ENGL 1102: Writing as Argument

Course Description: ENGL 1102 builds on the introduction of writing as exploration and investigation in ENGL 1101 by focusing on writing as argument, in effect persuasively sharing the results of your own inquiry with others. Through a combination of guided research, audience analysis, and deployment of rhetorical strategies students will learn to write to specific audiences with specific purposes.

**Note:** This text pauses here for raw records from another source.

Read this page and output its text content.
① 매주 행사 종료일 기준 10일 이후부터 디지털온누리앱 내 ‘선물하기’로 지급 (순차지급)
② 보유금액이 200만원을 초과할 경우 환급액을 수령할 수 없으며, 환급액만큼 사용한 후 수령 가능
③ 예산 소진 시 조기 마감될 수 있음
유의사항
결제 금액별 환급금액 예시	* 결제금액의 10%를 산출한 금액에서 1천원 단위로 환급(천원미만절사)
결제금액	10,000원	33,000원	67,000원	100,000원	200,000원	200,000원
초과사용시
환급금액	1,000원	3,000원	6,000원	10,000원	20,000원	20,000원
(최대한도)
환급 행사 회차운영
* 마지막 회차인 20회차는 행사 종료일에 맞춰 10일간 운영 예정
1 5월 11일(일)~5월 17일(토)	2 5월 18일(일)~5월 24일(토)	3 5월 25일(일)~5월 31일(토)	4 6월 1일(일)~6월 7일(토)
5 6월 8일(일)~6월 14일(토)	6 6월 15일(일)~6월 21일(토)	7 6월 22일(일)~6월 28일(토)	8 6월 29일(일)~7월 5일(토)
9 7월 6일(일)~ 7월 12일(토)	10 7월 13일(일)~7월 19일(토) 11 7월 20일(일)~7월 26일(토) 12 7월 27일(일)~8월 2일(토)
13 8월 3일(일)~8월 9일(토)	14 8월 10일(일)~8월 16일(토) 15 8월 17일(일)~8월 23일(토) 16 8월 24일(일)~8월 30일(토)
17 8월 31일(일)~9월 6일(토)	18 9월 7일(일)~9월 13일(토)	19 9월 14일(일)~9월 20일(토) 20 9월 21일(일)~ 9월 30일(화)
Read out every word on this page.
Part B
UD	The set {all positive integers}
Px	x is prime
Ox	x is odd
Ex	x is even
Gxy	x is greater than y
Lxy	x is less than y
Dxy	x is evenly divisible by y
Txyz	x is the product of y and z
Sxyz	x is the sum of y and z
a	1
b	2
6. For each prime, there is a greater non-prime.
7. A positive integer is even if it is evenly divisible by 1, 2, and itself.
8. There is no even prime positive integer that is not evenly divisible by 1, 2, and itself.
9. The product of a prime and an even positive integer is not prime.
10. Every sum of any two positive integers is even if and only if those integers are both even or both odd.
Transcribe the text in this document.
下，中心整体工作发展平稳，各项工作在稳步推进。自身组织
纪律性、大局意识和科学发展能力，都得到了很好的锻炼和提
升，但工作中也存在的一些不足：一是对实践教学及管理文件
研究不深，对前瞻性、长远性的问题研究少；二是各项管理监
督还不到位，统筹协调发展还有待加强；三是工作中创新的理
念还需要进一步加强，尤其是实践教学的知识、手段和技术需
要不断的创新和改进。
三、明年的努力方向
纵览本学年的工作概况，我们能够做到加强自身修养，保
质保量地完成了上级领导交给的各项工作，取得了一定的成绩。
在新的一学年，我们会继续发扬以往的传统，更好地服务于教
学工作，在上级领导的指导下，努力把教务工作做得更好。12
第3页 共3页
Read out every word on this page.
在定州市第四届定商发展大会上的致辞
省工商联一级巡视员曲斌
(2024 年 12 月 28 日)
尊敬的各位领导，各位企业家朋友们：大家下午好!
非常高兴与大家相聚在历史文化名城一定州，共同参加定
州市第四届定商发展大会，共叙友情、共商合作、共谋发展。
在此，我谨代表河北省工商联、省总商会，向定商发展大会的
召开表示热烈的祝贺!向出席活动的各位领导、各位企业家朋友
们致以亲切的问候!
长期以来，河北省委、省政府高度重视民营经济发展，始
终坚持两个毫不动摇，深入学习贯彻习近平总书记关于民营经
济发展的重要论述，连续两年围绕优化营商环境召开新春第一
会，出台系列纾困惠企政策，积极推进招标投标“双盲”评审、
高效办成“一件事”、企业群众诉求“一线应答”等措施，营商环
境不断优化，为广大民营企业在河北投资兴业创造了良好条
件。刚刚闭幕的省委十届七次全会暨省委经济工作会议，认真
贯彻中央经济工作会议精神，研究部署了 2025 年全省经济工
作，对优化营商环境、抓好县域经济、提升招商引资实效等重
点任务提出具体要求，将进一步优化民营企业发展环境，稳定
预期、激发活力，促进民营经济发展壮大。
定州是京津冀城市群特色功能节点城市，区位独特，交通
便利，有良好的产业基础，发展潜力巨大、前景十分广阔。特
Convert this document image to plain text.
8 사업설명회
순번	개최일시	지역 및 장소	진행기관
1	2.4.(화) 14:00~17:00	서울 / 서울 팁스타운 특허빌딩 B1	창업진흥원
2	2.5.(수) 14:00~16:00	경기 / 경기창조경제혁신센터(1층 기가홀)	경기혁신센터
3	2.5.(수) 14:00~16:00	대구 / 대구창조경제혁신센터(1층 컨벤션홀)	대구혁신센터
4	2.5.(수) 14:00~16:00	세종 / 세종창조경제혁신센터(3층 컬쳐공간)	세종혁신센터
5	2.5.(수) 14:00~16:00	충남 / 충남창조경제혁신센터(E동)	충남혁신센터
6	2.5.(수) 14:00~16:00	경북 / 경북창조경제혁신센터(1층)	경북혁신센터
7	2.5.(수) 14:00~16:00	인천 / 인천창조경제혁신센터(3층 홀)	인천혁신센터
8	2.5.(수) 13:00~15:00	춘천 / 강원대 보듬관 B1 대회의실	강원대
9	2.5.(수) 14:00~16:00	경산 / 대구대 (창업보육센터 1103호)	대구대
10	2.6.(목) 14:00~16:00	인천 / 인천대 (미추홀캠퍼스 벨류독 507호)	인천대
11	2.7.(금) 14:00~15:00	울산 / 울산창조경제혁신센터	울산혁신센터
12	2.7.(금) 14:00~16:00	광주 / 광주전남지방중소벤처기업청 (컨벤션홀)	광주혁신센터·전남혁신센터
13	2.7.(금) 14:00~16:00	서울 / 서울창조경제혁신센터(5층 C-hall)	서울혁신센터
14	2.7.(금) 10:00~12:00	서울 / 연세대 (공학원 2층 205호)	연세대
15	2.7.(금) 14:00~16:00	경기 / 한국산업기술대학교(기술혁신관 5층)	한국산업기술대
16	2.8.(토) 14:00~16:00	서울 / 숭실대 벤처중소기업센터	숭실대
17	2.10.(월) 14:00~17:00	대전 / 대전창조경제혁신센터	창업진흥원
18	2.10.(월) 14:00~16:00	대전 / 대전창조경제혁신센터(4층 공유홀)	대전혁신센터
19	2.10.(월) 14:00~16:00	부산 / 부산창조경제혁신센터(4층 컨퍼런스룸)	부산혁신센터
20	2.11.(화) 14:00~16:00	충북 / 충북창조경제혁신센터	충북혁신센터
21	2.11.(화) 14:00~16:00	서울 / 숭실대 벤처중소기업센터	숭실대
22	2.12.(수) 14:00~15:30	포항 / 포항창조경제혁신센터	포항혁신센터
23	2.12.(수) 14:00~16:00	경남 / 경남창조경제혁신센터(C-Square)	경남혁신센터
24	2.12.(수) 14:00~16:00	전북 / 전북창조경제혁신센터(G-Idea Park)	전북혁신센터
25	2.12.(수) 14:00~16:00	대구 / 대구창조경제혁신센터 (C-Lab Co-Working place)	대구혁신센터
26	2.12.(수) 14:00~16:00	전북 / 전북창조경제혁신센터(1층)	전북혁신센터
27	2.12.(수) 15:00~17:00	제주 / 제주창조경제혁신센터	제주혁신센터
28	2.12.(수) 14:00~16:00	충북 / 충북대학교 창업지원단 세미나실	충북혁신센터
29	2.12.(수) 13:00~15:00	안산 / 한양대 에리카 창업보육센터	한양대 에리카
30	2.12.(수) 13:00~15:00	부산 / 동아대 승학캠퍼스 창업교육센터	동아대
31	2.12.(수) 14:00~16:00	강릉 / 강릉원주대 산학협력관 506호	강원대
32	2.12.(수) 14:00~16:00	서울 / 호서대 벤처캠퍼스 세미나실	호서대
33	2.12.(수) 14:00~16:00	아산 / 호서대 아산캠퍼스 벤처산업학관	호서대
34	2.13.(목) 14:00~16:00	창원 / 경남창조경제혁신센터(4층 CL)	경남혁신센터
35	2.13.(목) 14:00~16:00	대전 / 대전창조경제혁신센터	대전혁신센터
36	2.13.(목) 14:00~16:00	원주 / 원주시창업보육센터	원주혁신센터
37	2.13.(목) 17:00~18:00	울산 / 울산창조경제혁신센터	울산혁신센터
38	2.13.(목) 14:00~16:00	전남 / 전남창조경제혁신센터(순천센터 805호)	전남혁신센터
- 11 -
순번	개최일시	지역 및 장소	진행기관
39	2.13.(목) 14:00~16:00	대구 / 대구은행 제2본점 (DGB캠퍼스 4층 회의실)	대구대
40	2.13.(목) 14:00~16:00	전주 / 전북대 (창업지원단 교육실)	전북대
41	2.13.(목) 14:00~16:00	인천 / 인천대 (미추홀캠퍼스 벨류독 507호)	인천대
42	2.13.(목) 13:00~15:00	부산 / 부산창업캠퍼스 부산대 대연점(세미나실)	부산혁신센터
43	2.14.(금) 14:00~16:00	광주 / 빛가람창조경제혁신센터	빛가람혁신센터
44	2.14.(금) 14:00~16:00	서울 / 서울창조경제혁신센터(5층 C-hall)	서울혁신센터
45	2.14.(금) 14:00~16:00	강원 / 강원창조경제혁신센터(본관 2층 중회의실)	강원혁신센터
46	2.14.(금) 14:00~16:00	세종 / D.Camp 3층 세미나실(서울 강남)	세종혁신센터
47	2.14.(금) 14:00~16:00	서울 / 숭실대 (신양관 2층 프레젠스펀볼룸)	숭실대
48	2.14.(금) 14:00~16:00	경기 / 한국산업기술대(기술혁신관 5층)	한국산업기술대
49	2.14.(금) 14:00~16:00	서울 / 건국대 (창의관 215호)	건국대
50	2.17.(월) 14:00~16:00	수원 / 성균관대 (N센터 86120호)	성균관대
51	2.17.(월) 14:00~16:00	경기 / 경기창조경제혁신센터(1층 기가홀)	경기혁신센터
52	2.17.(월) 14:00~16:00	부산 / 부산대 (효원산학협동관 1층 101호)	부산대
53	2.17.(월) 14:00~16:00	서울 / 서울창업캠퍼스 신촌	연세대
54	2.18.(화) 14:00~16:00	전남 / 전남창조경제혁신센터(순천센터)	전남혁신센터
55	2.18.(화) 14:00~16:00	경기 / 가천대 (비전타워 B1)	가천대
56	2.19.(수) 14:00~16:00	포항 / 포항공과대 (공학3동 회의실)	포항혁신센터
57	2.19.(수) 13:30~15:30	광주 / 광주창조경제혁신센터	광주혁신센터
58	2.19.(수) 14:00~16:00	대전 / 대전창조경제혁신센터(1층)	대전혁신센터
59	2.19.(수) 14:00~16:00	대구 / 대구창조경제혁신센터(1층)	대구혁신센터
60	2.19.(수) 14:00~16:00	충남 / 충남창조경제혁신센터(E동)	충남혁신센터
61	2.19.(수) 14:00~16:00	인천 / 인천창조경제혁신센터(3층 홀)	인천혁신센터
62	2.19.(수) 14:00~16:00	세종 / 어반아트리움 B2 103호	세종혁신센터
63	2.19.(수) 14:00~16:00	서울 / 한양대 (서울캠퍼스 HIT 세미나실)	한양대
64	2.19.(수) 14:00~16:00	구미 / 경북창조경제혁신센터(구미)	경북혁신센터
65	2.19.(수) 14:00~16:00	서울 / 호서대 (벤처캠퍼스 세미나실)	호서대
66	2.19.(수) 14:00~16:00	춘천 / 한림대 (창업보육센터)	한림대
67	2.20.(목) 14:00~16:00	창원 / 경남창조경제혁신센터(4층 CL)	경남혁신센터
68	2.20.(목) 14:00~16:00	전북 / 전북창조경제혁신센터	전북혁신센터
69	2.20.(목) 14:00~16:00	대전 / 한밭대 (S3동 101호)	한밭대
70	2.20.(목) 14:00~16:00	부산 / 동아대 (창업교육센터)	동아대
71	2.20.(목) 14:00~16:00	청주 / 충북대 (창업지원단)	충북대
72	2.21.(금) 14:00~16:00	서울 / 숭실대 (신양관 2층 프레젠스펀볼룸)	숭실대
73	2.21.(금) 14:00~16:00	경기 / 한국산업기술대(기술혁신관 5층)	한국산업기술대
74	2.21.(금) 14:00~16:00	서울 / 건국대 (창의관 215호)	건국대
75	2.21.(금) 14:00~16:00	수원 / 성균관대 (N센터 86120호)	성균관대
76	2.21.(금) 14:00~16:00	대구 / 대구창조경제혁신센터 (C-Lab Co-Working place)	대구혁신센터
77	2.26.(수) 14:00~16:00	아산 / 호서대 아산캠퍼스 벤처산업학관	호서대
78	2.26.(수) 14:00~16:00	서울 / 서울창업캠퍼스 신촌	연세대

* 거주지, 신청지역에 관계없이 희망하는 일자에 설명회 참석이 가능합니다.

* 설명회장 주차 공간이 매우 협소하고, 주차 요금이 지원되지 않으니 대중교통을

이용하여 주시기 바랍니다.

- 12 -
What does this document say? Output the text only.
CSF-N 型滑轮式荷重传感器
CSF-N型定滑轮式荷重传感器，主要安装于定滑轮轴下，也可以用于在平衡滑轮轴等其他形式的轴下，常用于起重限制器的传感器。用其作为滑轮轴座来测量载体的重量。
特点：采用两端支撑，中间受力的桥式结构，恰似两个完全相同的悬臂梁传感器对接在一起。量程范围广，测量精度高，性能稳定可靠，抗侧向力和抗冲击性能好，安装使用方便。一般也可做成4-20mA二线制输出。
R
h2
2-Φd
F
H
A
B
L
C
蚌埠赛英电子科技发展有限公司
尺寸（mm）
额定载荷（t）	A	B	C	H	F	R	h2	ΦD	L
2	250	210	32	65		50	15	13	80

Students will read and analyze texts from more than one genre and academic discipline into order to practice crafting persuasive arguments.

By the end of this course, you will be able to:

  • develop a persuasive argument on a topic you have discovered and explored through research and writing;
  • develop a thesis that fulfills the requirements of the writing prompt and is tailored to a specific audience;
  • analyze the viewpoints and needs of different audiences, ultimately crafting at least one essay to a specific audience by making rhetorical choices with that audience in mind;
  • organize thoughts to convey more sophisticated ideas;
  • gather, discuss, and analyze a variety of sources;
  • refine personal and collaborative brainstorming processes to generate detailed evidence and interpretation to support your purpose;
  • respond to and discuss the writing of classmates;
  • incorporate consistent drafting and revision into your writing process;
  • incorporate an accurate citation style into your writing and research;
  • craft sentence-level prose that effectively conveys your ideas.